La libération de Roland Ewane révèle les failles sécuritaires persistantes dans la péninsule disputée de Bakassi.
Dans une région camerounaise marquée par l’instabilité, le sous-préfet d’Idabato vient de retrouver la liberté après cinq mois de captivité aux mains de pirates présumés nigérians. Sa libération, bien que célébrée, soulève plus de questions qu’elle n’apporte de réponses. Enquête exclusive de 237online.com sur les zones d’ombre de cette affaire qui ébranle les relations diplomatiques entre le Cameroun et le Nigeria.
Retour sur une captivité orchestrée par des intérêts obscurs
Le calvaire d’Ewane Roland a débuté le 1er octobre 2024, lorsque des hommes armés ont fait irruption dans sa résidence à Idabato, l’enlevant avec Ismael Etongo, un employé municipal. Pendant sa détention, une vidéo glaçante montrait le sous-préfet implorant l’aide des autorités camerounaises, tandis que ses ravisseurs menaçaient de l’exécuter si leurs exigences n’étaient pas satisfaites.
Ces pirates, dont l’identité reste floue, avaient réclamé une rançon pharaonique de 1,9 milliard de FCFA et la libération de leurs complices détenus au Cameroun. Selon nos sources proches du dossier, ces demandes exorbitantes cachaient potentiellement des motivations plus complexes liées au contrôle économique de cette zone stratégique.
L’ombre de Bakassi plane sur une libération mystérieuse
La péninsule de Bakassi, territoire disputé entre le Cameroun et le Nigeria avant d’être officiellement attribuée au Cameroun par la Cour internationale de Justice, reste une poudrière. Riche en ressources halieutiques et pétrolières, elle attire convoitises et tensions.
Le gouverneur du Sud-Ouest, Bernard Okalia Bilai, n’avait pas hésité à pointer du doigt “certains résidents nigérians collaborant avec les pirates”, accusant les efforts du sous-préfet pour collecter les impôts d’avoir “suscité la colère des hommes d’affaires nigérians” opérant dans la région. Une déclaration qui témoigne des tensions sous-jacentes dans cette zone frontalière sensible.

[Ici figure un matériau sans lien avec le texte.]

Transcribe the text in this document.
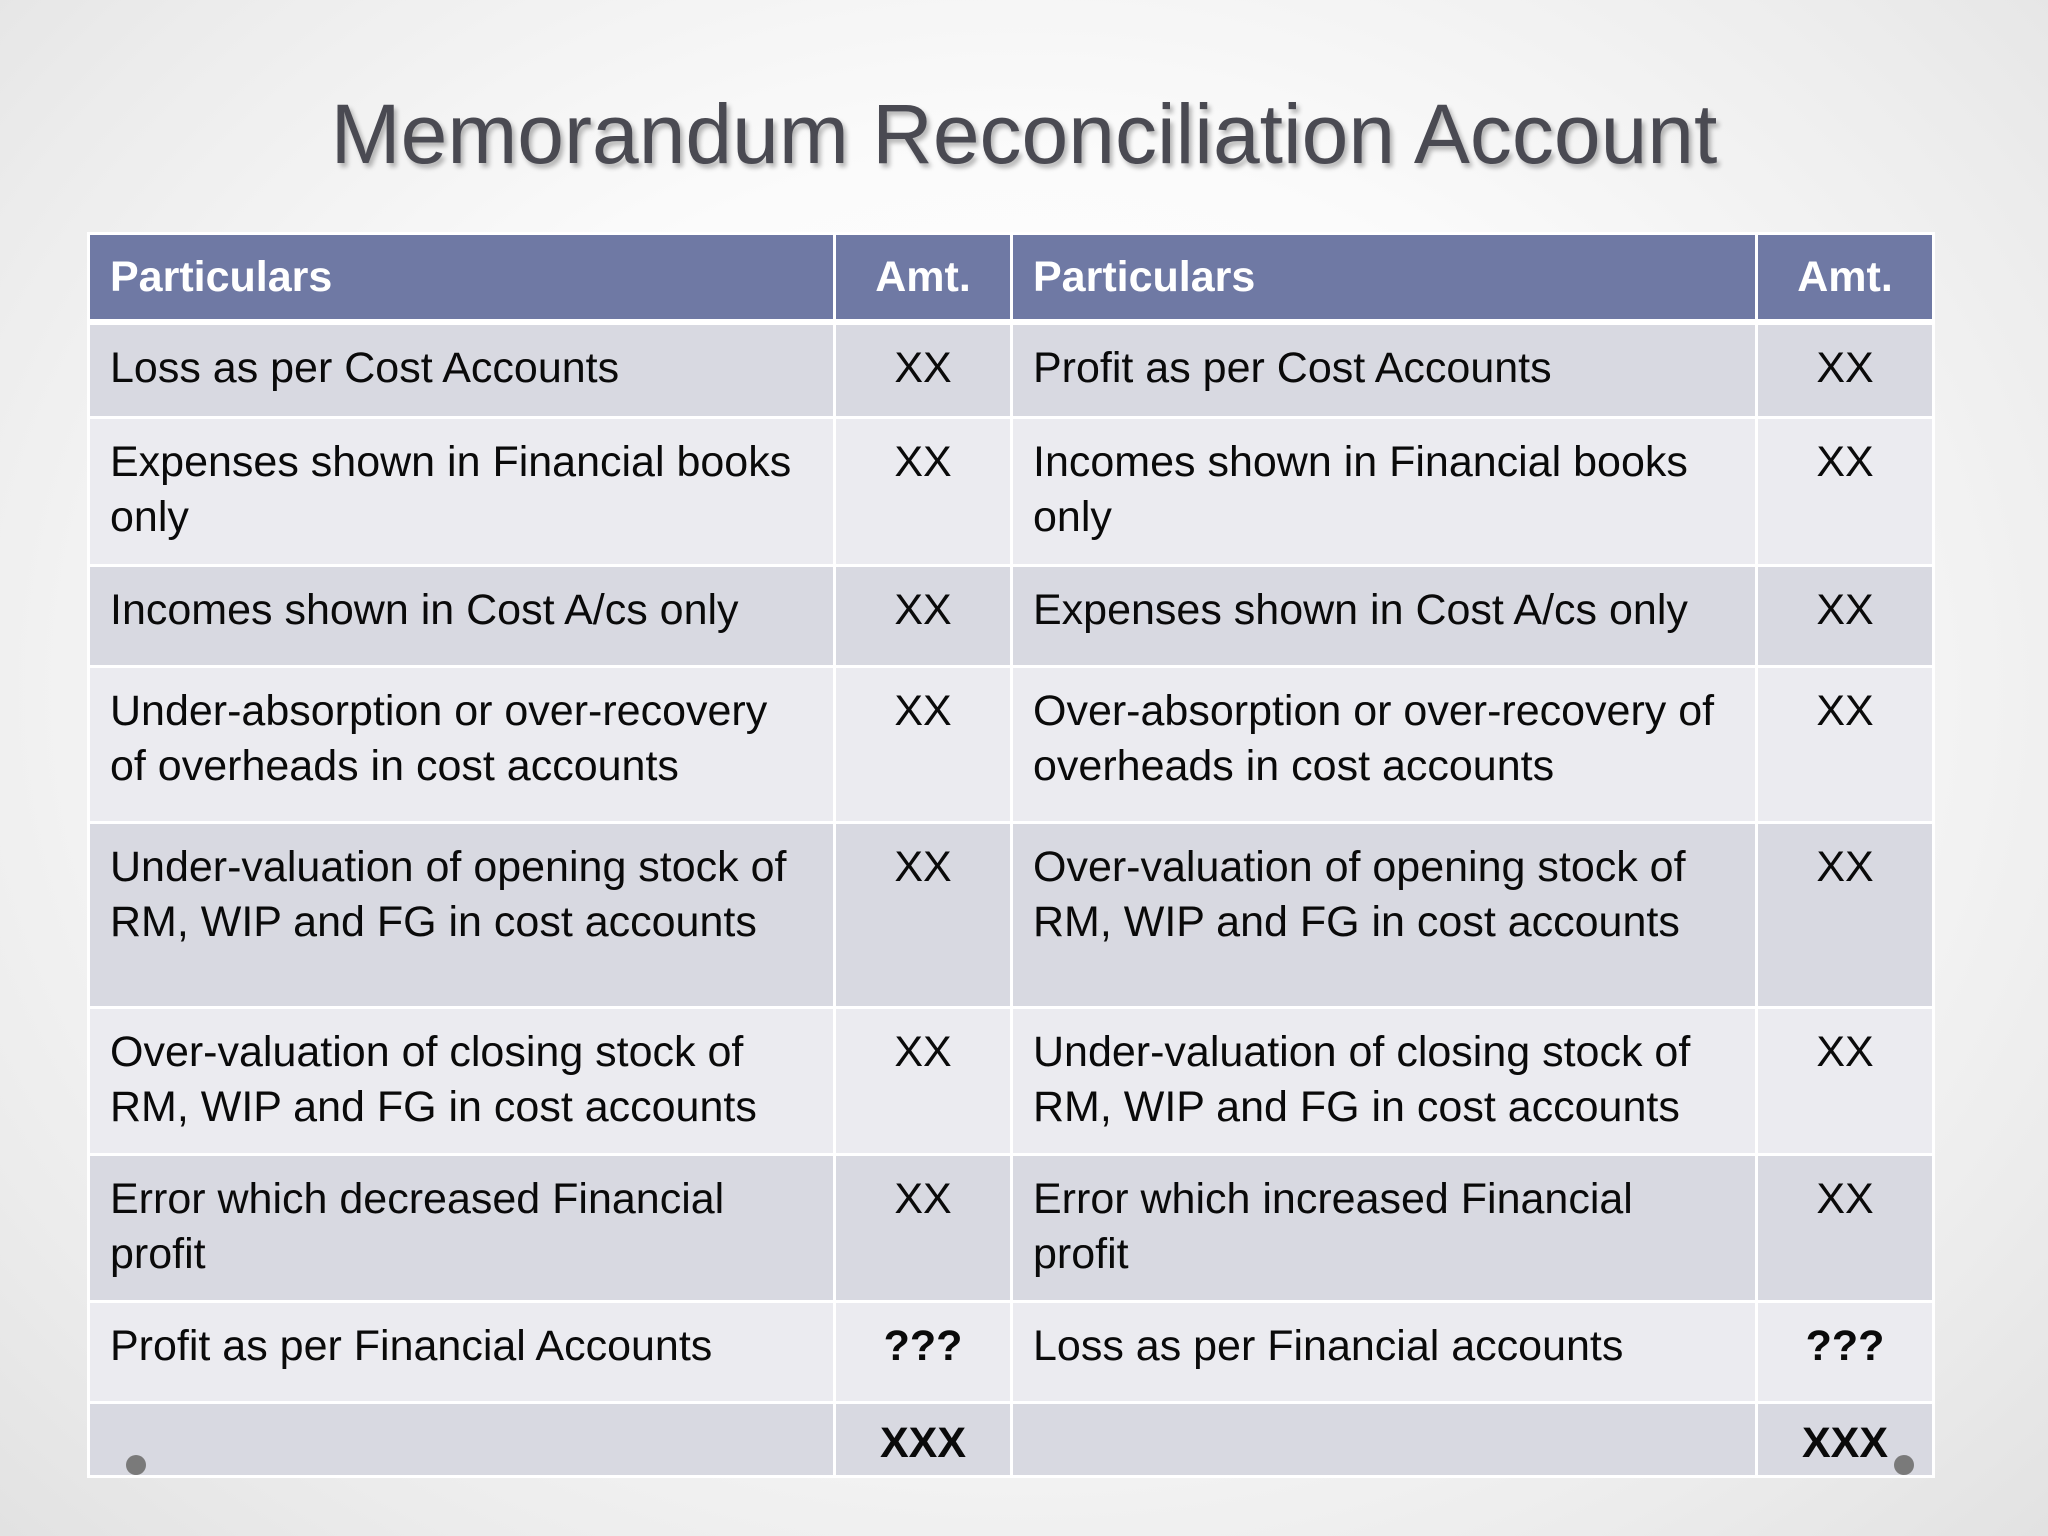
Memorandum Reconciliation Account
Particulars	Amt.	Particulars	Amt.
Loss as per Cost Accounts	XX	Profit as per Cost Accounts	XX
Expenses shown in Financial books only	XX	Incomes shown in Financial books only	XX
Incomes shown in Cost A/cs only	XX	Expenses shown in Cost A/cs only	XX
Under-absorption or over-recovery of overheads in cost accounts	XX	Over-absorption or over-recovery of overheads in cost accounts	XX
Under-valuation of opening stock of RM, WIP and FG in cost accounts	XX	Over-valuation of opening stock of RM, WIP and FG in cost accounts	XX
Over-valuation of closing stock of RM, WIP and FG in cost accounts	XX	Under-valuation of closing stock of RM, WIP and FG in cost accounts	XX
Error which decreased Financial profit	XX	Error which increased Financial profit	XX
Profit as per Financial Accounts	???	Loss as per Financial accounts	???
	XXX		XXX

“La libération d’Ewane ne règle pas le problème fondamental de sécurité dans la péninsule,” confie à 237online.com un expert en sécurité maritime sous couvert d’anonymat. “Elle pourrait même encourager d’autres actes similaires si les véritables commanditaires ne sont pas identifiés et neutralisés.”
Les questions qui dérangent Yaoundé
Tandis que l’autorité administrative a été conduite au camp du BIR puis escortée vers Yaoundé pour une déclaration officielle, plusieurs zones d’ombre persistent:
- Une rançon a-t-elle finalement été versée, contrairement aux positions officielles?
- Quel sort a été réservé à Ismael Etongo, l’autre otage dont on ne parle presque plus?
- Pourquoi le maire d’Idabato, Etongo Efange, reste-t-il détenu à Buea depuis l’enlèvement?
Les autorités camerounaises, mutiques sur les conditions exactes de cette libération, devront tôt ou tard clarifier ces points qui alimentent déjà les rumeurs et spéculations sur les réseaux sociaux.
En attendant, Roland Ewane, visiblement amaigri mais en “bon état physique” selon les sources sécuritaires, va pouvoir retrouver sa famille après ce long calvaire. Sa femme Rose, qui avait lancé un appel poignant à la Première Dame Chantal Biya en novembre, peut enfin respirer.
L’affaire Ewane Roland révèle une fois de plus les défis sécuritaires auxquels font face les représentants de l’État dans les zones sensibles du Cameroun, entre crise anglophone et tensions frontalières. Un rappel cruel que derrière les discours officiels sur la sécurité nationale, des vies sont en jeu.